Eventually they reached a series of locked steel doors, each with a different key mechanism. Jack knew the codes and combinations to each of them, and shortly they reached the final door: a tall, heavy oak affair with a simple lock made entirely of wood. This was damn clever – they'd anticipated sonic, which was no mean feat.

By the time they finally broke into the old bunker, both men were drenched through with sweat, shirts sticking to them. The Doctor was regretting his hair, now plastered over one eye. Worse yet, the bunker was completely airless, its ventilation systems long since shut down or clogged with debris. It was like living in a rat-infested oven.

"Hurry up and find it," the Doctor grumbled. "After this, I'm taking us to a planet made entirely of ice. I always enjoy the hospitality of the Neural Mastodons of the Undying Star. They made fantastic snow-cones. Of course, that's all they make, but, well. That's what you get when you live on an undying star, I suppose."

Jack rummaged through the boxes and bags strewn around the edges of the room, plucking a few small items here and there to keep for himself. He'd left his squareness gun here several years ago after the battery had died, having no way to power it. The Doctor was sure to have a power pack for it somewhere aboard the TARDIS, and it was his favorite weapon.

"Ah, gravity forceps! Always handy in a pinch," he said, stuffing the small implement into one of the smaller, empty bags. "Ground area-scope, completely useless here, but handy to have along. Ballistic auto-knitter… maybe not this time."

The Doctor paced impatiently. "The lead, Jack, before we melt into a permanent feature of this timeforsaken bunker."

"Alright, don't get your suspenders in a twist. Just revisiting some old toys, is all. Ahah, here we are-" Jack straightened up and held out a palm-sized red disk. "The Atraxian lead. Extendible version, for convenience." He flipped it over and held it out to the Doctor to inspect. "See, you program it on the back here – pull this little tab to attach it to your subject. It's got a twenty-foot retrieval range, and I'm pretty sure you can program the entire TARDIS as 'home'."
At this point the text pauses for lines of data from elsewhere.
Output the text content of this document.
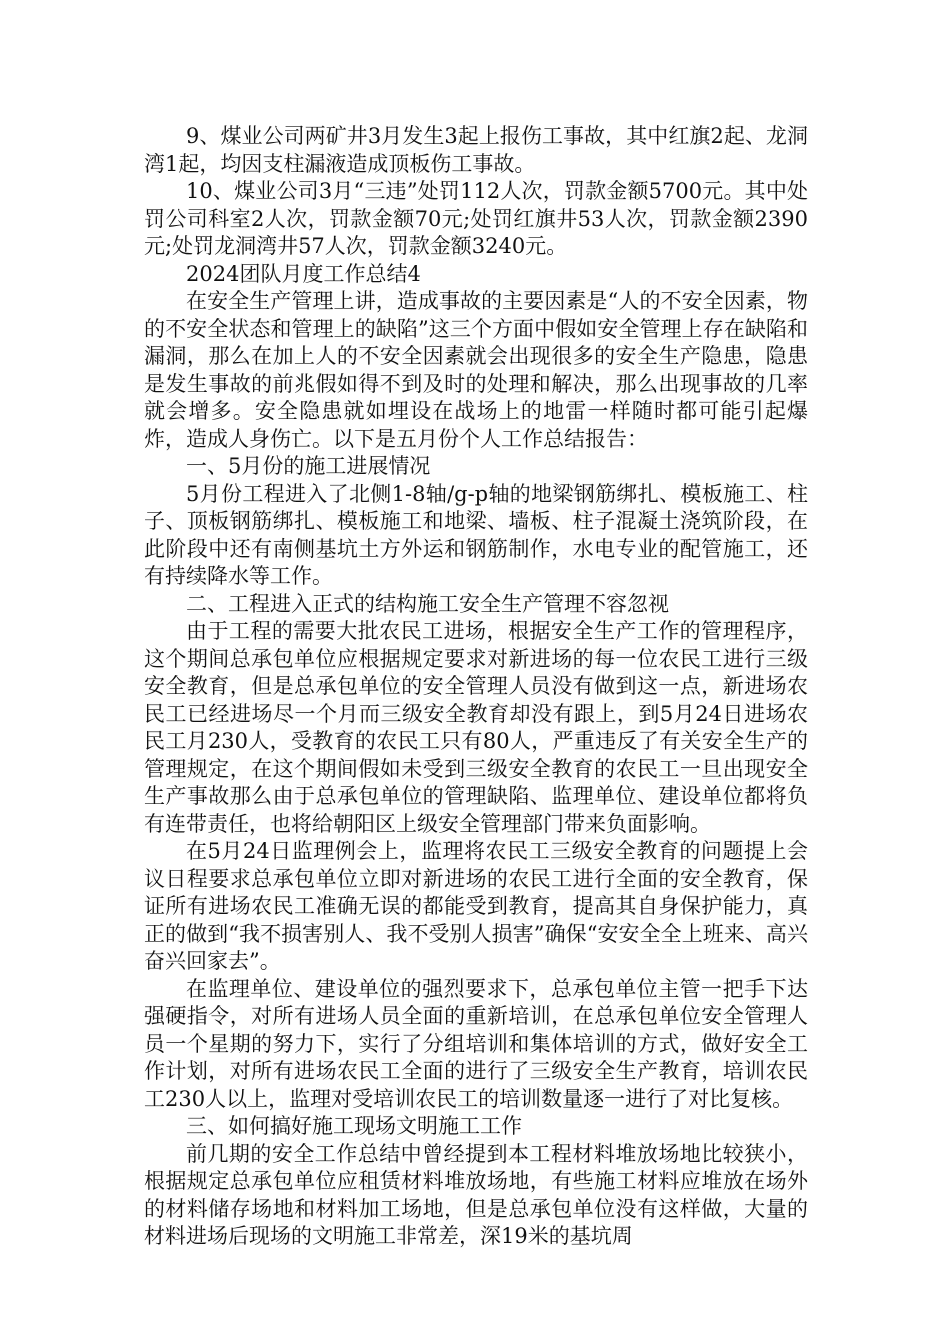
9、煤业公司两矿井3月发生3起上报伤工事故，其中红旗2起、龙洞湾1起，均因支柱漏液造成顶板伤工事故。

10、煤业公司3月“三违”处罚112人次，罚款金额5700元。其中处罚公司科室2人次，罚款金额70元;处罚红旗井53人次，罚款金额2390元;处罚龙洞湾井57人次，罚款金额3240元。

2024团队月度工作总结4

在安全生产管理上讲，造成事故的主要因素是“人的不安全因素，物的不安全状态和管理上的缺陷”这三个方面中假如安全管理上存在缺陷和漏洞，那么在加上人的不安全因素就会出现很多的安全生产隐患，隐患是发生事故的前兆假如得不到及时的处理和解决，那么出现事故的几率就会增多。安全隐患就如埋设在战场上的地雷一样随时都可能引起爆炸，造成人身伤亡。以下是五月份个人工作总结报告：

一、5月份的施工进展情况

5月份工程进入了北侧1-8轴/g-p轴的地梁钢筋绑扎、模板施工、柱子、顶板钢筋绑扎、模板施工和地梁、墙板、柱子混凝土浇筑阶段，在此阶段中还有南侧基坑土方外运和钢筋制作，水电专业的配管施工，还有持续降水等工作。

二、工程进入正式的结构施工安全生产管理不容忽视

由于工程的需要大批农民工进场，根据安全生产工作的管理程序，这个期间总承包单位应根据规定要求对新进场的每一位农民工进行三级安全教育，但是总承包单位的安全管理人员没有做到这一点，新进场农民工已经进场尽一个月而三级安全教育却没有跟上，到5月24日进场农民工月230人，受教育的农民工只有80人，严重违反了有关安全生产的管理规定，在这个期间假如未受到三级安全教育的农民工一旦出现安全生产事故那么由于总承包单位的管理缺陷、监理单位、建设单位都将负有连带责任，也将给朝阳区上级安全管理部门带来负面影响。

在5月24日监理例会上，监理将农民工三级安全教育的问题提上会议日程要求总承包单位立即对新进场的农民工进行全面的安全教育，保证所有进场农民工准确无误的都能受到教育，提高其自身保护能力，真正的做到“我不损害别人、我不受别人损害”确保“安安全全上班来、高兴奋兴回家去”。

在监理单位、建设单位的强烈要求下，总承包单位主管一把手下达强硬指令，对所有进场人员全面的重新培训，在总承包单位安全管理人员一个星期的努力下，实行了分组培训和集体培训的方式，做好安全工作计划，对所有进场农民工全面的进行了三级安全生产教育，培训农民工230人以上，监理对受培训农民工的培训数量逐一进行了对比复核。

三、如何搞好施工现场文明施工工作

前几期的安全工作总结中曾经提到本工程材料堆放场地比较狭小，根据规定总承包单位应租赁材料堆放场地，有些施工材料应堆放在场外的材料储存场地和材料加工场地，但是总承包单位没有这样做，大量的材料进场后现场的文明施工非常差，深19米的基坑周
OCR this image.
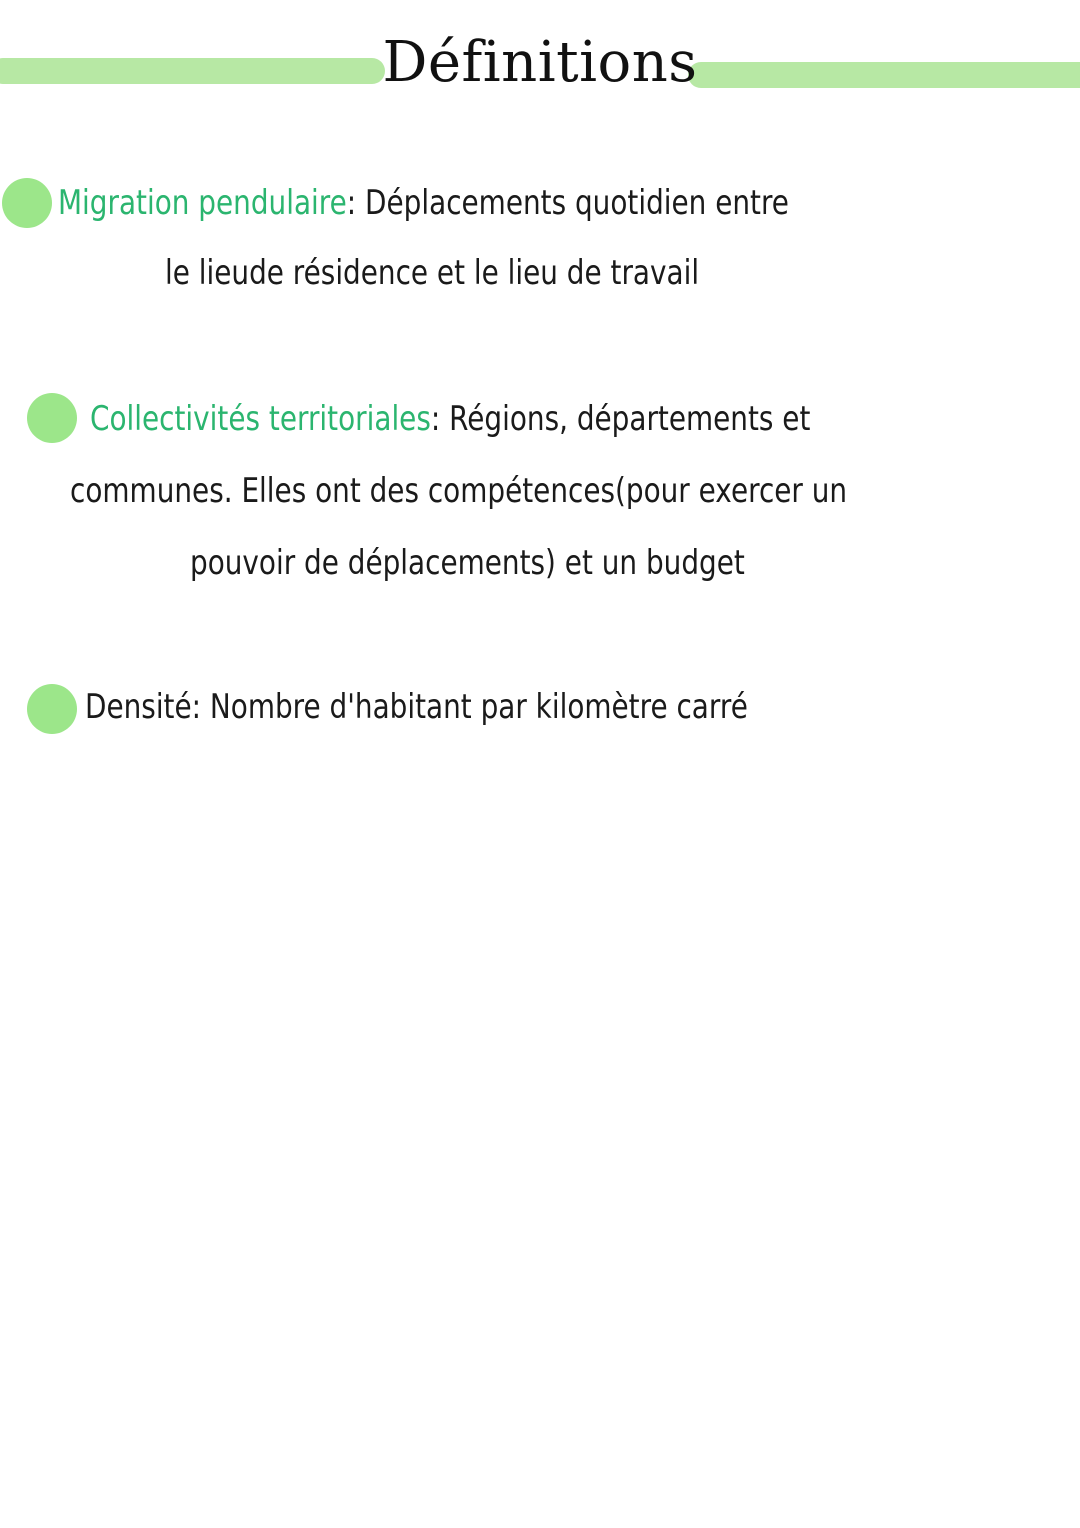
Définitions
Migration pendulaire: Déplacements quotidien entre
le lieude résidence et le lieu de travail
Collectivités territoriales: Régions, départements et
communes. Elles ont des compétences(pour exercer un
pouvoir de déplacements) et un budget
Densité: Nombre d'habitant par kilomètre carré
The Doctor turned the disk end over end in the light, checking it once with the Screwdriver to be certain it still worked. The Atraxians had been as practical as ever in its design, and it was ideal for his purposes. While the subject was inside whatever space had been designated as 'home', the lead functioned just as an ordinary dog leash would, though it was impossible to remove without the proper key and came fully loaded with shock settings. Once the subject moved a predetermined distance from 'home', however, he would be teleported immediately back inside the boundary, unless his keeper was holding the other end of the lead. In other words, while the Doctor would need to keep a hold on the Master while they were inside the TARDIS, he would be unable to leave without an escort.

"Jack, you're a lifesaver," the Doctor grinned. "This is perfect. Come on, let's get out of here. We'll need to pop by a butcher on the way out – do you know of any night-butchers in the area? Preferably, we'll need someone who sells entire goats."

Jack decided it would be best not to ask. He merely smiled and nodded, and explained the geography and layout of Queens.